I don't like people messing about with my cheese courses, and I would have been quite happy if the advertised Picos de Europa, Manchego and Monte Enebro came simply sliced on a tray, perhaps with some quince membrillo if you insist. Unfortunately the fussy presentation detracted from what are usually three top quality cheeses, particularly the Monte Enebro which if I didn't know better had morphed into a completely different goat's cheese altogether... I'll give them the benefit of the doubt as we didn't complain and I didn't see the pre-messed-about-with article, but it certainly didn't look or taste like any Monte Enebro I've ever tried. Oh well.
Fortunately desserts put events back on track. A turron caramel mousse contained generous large chunks of turron in a light and tasty mousse, and an Oloroso trifle was pleasingly alcoholic with a good soft jelly. I should also mention the glass of Pedro Ximinez we had with these, which I enjoyed so much I came back into town the next day to try and find a bottle for myself; whether the one I in fact ended up with (from Lunya's deli, just up the road) was the same I'm not sure, but here's hoping.

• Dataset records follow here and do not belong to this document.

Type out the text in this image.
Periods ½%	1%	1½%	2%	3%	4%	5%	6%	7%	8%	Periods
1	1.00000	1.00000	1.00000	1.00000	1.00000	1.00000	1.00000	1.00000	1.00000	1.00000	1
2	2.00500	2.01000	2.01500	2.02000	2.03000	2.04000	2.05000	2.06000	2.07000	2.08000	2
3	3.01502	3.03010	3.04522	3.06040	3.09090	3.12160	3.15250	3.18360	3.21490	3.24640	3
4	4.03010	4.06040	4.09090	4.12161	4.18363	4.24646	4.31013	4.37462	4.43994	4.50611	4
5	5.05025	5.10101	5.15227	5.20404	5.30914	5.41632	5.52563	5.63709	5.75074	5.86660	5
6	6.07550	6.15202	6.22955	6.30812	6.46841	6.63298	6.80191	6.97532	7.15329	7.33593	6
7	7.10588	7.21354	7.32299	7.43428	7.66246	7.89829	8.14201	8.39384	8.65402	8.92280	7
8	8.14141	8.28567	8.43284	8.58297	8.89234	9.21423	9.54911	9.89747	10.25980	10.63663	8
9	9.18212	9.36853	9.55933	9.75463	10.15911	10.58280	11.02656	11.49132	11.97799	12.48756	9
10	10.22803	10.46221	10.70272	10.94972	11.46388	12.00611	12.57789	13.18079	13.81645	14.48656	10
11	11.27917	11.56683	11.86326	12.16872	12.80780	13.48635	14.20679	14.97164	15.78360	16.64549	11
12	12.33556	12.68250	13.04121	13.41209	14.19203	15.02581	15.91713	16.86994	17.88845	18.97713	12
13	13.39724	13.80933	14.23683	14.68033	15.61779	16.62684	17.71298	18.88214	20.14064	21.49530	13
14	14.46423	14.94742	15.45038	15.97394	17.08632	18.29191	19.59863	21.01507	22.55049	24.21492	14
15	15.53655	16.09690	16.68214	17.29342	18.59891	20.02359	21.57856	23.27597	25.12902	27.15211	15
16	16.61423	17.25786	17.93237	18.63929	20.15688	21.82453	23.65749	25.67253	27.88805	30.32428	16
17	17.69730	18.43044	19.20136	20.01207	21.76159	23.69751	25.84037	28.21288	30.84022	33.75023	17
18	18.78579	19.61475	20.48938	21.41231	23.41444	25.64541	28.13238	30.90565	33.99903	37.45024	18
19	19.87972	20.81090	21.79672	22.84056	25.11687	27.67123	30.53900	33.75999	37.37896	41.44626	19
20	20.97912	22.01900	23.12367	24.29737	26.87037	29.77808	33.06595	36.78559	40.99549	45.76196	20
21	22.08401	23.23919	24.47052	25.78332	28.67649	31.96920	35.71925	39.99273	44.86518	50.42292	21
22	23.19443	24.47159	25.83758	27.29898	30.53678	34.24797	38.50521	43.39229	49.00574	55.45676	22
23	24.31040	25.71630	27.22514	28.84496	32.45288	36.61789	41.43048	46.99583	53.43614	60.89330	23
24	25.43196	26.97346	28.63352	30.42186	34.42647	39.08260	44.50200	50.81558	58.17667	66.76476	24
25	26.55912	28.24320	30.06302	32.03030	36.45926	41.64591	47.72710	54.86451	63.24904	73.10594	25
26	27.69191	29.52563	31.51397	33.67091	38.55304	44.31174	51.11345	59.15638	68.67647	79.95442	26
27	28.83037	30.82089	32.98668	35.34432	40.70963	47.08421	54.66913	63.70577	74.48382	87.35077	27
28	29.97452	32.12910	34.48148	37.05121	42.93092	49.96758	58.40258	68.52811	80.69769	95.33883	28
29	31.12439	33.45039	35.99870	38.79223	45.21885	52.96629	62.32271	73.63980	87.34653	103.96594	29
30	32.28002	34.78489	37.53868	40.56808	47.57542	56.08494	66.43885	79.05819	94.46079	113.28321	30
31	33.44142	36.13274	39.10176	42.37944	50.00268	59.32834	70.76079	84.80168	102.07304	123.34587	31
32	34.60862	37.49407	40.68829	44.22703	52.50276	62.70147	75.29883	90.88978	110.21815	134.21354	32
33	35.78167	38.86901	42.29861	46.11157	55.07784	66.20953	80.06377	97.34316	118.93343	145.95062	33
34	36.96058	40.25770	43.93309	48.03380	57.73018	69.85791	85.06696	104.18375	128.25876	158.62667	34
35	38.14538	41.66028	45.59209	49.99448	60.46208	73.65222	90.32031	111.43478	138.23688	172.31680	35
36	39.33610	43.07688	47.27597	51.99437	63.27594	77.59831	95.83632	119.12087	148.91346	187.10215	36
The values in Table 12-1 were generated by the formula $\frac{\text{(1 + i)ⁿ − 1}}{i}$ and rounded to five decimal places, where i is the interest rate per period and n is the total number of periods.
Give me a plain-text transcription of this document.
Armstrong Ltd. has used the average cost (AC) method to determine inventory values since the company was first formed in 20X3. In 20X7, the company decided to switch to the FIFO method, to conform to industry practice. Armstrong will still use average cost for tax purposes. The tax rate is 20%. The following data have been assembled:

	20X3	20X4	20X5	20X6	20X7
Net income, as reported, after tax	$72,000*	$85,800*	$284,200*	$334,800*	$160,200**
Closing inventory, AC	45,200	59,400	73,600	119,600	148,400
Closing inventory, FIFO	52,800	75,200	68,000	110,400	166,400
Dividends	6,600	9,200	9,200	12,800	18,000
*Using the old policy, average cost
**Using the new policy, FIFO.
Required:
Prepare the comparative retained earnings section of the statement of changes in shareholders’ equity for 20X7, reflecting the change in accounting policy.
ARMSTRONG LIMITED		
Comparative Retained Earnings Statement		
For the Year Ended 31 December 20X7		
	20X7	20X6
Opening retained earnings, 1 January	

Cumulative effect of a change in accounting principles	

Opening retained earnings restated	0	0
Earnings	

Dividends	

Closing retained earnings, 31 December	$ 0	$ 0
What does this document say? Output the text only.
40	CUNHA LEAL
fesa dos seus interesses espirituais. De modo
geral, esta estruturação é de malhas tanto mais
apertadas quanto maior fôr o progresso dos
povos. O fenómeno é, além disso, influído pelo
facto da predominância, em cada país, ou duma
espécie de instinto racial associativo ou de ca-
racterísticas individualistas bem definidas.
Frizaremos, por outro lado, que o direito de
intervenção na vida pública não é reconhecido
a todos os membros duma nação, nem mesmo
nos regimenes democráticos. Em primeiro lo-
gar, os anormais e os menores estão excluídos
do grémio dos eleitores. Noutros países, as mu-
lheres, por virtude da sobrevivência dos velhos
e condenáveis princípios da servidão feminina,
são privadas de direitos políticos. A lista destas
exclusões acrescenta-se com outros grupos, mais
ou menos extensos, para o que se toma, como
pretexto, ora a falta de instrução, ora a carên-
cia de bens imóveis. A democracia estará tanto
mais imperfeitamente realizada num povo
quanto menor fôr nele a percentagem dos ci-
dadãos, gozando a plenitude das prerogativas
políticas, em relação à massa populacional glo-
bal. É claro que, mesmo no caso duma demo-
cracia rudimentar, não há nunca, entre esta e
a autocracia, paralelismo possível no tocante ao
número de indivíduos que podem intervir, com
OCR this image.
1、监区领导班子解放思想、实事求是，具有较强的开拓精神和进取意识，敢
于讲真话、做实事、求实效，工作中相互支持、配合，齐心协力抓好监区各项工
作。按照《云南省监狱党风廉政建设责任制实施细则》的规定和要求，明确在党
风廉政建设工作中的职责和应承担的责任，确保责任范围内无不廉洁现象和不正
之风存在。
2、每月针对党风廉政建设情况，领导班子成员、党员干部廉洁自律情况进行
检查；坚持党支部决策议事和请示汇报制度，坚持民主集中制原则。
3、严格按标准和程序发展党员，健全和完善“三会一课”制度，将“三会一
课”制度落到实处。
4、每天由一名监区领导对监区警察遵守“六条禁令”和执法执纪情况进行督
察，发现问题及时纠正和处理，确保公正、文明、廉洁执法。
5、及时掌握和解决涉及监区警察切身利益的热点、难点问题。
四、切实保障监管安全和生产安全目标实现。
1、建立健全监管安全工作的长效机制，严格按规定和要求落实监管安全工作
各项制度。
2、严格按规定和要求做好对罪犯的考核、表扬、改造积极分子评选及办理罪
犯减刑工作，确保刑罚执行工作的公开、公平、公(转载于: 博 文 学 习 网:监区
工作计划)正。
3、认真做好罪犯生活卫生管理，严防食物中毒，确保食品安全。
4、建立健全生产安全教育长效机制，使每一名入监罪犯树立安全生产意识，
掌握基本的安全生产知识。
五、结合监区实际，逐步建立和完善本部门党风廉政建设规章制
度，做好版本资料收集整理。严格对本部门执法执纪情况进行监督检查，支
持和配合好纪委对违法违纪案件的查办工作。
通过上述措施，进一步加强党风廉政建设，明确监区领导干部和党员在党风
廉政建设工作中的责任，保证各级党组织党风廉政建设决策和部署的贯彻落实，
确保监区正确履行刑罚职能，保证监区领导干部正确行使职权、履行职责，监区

So apart from that weird cheese course, I enjoyed everything about the Salt House. The service coped with our requests for a particular table (we hadn't booked) and me changing my mind about whether to order a glass of wine or a bottle (no prizes which option won) with good grace and the flow of all the dishes felt relaxed and comfortable all evening. It's a nice, tastefully-decorated split-level room which never got too noisy despite the presence of a couple of large tables of merry tourists, and even the toilets, two flights down and seemingly carved out of bare rock in the very bowels of the earth, were clean and spacious. I have a feeling we have the trailblazing Lunya to thank for this unapologetically Spanish meal, who presumably found suppliers and tested the Liverpudlian waters with premium acorn-fed hams and dry sherries a few months before the Salt House did their own thing. But in the end, the real winners are us - where Lunya felt unsure and unpolished, the Salt House was assured and technically polished. The Iberico ham I'd had in Lunya last year, although tasting as good as ever, was sliced badly and pointlessly dressed with pickled figs as if in apology for having to charge you so much for "just sliced ham". Here, it was wafer thin, glistening with fat and presented in neat slivers on a plain wooden board. And if there's one thing in the world guaranteed to make me feel good about a restaurant, it's a glass of Spanish sherry and a board of neat slivers of Iberico ham. I will be back.